SAWEA counting on NERSA for transparency and leadership
Thursday, 14 September 2017
SAWEA and its legal counsel have welcomed clarity on NERSA process, while strongly objecting to Eskom’s lack of engagement.
SAWEA declared a power procurement dispute in October 2016, requesting the National Regulator (NERSA) to undertake an investigation into Eskom’s continued unwillingness to fulfil its mandate as purchaser of power duly procured by the Department of Energy.
In March 2017, the National Regulator responded to this complaint by launching a formal investigation into Eskom’s conduct. A hearing for both parties to make submissions was scheduled 14 September 2017. SAWEA understands that a hearing of this nature has not been undertaken by NERSA before.
Unfortunately, the hearing began on two disappointing notes: Firstly, Eskom arrived with a plea for postponement, citing ‘Communications challenges’ that had prevented the national Utility from adequately preparing its submissions, both written and verbal, despite several correspondences between NERSA and the parties, clearly indicating the timeframes to be adhered to. Secondly, NERSA had declared the hearing closed to the public, and would not allow members of the media who had arrived, to join the hearing.

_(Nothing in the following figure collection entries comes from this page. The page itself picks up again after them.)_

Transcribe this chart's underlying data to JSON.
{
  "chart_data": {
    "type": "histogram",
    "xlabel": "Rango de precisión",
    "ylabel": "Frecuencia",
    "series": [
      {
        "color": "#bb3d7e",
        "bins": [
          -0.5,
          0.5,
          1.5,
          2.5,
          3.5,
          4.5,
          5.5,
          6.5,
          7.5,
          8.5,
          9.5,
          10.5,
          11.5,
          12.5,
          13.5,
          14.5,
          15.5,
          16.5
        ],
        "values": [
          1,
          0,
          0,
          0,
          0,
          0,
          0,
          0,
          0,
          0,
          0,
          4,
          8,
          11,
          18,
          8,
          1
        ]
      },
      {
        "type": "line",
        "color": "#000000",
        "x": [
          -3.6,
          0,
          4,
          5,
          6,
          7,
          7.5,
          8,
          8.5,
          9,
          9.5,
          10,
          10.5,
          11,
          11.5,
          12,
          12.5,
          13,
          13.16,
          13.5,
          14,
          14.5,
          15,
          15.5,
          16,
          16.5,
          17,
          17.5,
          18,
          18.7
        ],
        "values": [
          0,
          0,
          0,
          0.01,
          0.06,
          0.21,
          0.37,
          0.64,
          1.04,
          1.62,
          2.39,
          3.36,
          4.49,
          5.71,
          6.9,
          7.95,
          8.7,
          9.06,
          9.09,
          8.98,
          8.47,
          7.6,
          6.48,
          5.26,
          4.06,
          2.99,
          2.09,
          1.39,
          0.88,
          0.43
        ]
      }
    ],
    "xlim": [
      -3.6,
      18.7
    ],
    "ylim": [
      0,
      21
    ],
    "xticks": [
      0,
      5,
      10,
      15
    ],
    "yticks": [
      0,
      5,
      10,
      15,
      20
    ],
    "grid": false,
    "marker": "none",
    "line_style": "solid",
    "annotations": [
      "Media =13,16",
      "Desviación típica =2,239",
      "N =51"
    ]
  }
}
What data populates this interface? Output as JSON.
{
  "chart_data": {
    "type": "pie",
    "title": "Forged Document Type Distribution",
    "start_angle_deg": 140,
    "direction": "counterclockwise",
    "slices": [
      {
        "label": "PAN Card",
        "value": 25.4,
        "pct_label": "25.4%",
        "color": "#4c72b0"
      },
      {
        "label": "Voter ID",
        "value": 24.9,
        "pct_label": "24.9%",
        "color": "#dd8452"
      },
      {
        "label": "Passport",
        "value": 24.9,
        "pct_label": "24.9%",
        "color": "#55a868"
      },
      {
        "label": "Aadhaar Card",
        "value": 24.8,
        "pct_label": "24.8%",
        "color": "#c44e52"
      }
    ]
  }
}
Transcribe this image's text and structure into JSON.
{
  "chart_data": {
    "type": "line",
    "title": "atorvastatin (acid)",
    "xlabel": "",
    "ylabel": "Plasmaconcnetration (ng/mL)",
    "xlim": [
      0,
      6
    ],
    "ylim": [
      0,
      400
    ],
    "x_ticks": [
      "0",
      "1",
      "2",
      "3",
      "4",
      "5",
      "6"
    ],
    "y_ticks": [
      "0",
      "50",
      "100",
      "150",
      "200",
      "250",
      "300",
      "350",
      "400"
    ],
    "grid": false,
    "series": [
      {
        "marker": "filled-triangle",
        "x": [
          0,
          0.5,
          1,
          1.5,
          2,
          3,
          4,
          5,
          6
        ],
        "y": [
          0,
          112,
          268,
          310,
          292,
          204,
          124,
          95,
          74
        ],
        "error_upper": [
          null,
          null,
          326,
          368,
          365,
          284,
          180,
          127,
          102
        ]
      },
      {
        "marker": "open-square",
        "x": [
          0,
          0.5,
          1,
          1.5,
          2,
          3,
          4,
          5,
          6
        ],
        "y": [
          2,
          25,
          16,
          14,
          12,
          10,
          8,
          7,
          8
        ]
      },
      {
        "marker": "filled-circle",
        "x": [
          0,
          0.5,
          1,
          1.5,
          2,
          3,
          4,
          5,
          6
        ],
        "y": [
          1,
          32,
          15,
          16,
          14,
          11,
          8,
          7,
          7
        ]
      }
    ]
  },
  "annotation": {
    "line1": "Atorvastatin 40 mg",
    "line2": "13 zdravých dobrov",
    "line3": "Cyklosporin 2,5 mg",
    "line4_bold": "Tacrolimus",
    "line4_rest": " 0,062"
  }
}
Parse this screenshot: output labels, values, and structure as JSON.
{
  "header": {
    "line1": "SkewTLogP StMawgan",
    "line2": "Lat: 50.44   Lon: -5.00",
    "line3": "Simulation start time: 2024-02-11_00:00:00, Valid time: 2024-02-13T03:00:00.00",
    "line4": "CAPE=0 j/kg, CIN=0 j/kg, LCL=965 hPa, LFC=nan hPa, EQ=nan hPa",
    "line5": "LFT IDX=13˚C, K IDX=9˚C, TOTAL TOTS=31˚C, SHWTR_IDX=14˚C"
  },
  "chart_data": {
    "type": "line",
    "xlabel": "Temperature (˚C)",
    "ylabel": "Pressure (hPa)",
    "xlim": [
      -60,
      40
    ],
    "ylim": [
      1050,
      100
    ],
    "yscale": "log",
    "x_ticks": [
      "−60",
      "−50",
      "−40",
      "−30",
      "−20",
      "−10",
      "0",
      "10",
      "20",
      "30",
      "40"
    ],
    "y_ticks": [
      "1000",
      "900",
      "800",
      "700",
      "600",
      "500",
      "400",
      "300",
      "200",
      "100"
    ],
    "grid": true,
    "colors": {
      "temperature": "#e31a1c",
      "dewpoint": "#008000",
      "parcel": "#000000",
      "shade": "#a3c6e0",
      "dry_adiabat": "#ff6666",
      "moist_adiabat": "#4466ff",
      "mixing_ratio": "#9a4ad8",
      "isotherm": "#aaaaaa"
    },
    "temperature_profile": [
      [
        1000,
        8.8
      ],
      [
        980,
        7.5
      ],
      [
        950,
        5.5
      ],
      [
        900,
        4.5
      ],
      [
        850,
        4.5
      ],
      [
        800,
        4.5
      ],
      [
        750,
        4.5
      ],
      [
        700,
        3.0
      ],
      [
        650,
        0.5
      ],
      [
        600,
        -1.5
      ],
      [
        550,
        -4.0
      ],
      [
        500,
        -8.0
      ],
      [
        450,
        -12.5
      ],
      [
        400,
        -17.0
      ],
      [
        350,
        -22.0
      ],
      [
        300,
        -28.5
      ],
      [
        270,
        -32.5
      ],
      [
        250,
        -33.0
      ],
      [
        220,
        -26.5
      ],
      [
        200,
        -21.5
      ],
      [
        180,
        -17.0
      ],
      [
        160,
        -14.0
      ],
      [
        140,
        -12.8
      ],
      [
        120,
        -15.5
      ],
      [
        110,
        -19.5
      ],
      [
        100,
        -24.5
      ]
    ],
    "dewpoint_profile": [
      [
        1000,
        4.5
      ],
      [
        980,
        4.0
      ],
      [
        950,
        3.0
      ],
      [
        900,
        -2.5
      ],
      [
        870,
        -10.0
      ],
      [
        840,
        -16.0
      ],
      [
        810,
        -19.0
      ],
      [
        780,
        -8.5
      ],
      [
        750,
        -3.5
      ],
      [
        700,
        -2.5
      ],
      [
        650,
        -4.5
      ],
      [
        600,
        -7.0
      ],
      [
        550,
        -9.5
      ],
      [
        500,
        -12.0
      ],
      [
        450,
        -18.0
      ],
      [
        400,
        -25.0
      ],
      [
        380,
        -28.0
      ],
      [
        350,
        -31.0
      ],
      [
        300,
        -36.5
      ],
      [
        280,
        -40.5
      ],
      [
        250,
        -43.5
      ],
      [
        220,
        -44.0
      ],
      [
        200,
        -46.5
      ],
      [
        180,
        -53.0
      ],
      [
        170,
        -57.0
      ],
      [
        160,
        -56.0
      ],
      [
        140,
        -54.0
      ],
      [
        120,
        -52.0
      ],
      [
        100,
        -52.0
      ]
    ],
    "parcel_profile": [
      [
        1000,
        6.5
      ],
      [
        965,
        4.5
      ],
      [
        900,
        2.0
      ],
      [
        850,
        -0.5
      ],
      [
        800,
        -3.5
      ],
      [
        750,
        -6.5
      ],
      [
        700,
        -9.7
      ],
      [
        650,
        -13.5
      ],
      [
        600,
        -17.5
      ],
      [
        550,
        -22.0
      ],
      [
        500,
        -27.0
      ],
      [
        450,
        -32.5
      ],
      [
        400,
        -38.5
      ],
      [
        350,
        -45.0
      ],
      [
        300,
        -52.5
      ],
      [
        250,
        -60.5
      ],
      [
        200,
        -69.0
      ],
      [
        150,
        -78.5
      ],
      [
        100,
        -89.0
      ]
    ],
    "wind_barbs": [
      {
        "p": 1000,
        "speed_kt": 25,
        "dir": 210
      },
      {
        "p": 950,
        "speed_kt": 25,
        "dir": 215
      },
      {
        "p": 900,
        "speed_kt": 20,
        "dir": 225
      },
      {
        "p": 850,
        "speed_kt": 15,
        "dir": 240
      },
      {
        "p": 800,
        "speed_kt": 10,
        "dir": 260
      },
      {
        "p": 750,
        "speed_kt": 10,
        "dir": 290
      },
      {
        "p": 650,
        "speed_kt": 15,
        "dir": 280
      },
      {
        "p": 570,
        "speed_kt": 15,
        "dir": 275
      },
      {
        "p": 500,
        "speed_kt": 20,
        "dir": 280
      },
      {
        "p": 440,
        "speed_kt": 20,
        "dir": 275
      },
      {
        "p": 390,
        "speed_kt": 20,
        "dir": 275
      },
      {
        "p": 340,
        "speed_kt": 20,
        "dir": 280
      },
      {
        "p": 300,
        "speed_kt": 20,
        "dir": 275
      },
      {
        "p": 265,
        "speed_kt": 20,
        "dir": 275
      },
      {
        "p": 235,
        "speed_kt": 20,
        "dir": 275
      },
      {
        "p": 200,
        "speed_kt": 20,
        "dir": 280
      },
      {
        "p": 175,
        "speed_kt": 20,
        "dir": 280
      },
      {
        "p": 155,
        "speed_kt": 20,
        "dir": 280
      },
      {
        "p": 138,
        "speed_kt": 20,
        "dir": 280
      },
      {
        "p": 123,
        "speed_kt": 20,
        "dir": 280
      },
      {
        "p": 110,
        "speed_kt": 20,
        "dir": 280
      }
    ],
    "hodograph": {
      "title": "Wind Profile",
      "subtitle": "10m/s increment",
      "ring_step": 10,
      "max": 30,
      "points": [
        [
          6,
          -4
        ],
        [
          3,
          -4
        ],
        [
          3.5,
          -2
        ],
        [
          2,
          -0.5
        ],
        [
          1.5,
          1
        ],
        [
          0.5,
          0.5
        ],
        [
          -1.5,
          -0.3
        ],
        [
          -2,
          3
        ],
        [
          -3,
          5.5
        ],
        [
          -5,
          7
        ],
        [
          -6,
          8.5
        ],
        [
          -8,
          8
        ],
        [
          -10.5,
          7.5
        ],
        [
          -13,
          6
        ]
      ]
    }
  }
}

SAWEA and its legal counsel objected strongly to both these points, arguing that in the first case Eskom had had a total of 11 months to take the necessary steps to engage with this matter responsibly, and that in the second case, refusing to open the hearing to the public would be inconsistent with constitutional principles of openness, transparency and fairness, as well as NERSA’s own legislation. SAWEA remains deeply concerned by Eskom’s two-year attempt to impose unilateral conditions of a tariff cap AFTER bids were awarded. The likely developmental losses associated with this ongoing unconstitutional approach are compounded by the Utility’s evident lack of engagement with the NERSA process.
South Africa’s utility scale renewable power programme’s potential to contribute to the country’s developmental agenda has been eroded significantly by the ongoing delay. The Industry has proven its ability to provide affordable power on budget and on time, its capacity to create jobs and stimulate rural economic growth. It has attracted over R200 billion of investment value within just four years of policy certainty. As the delay continues, the SA renewable power industry is facing manufacturing investment and construction growth decline, along with associated job losses along the full value chain e.g. the SA steel industry which has benefited significantly from Wind tower manufacturing orders.
In policy, the national Utility is no longer mandated to act as policy-maker. SAWEA recognises that that there are some very deep tensions between the duty of the Minister of Energy to fashion a new power sector with a democratic mandate to plan for security of supply, and the historical role of Eskom as national Utility that had also been tasked with a planning mandate during the Apartheid era. The severe Industry consequences of these tensions are no doubt an effect of that legislative shift, which Eskom is clearly still working to understand.
The NERSA hearing that was meant to take place on September 14th, 11 months after SAWEA’s complaint was first submitted, has now been postponed by two weeks. SAWEA will be relying on the Electricity Regulator to provide much needed guidance on policy leadership and accountability.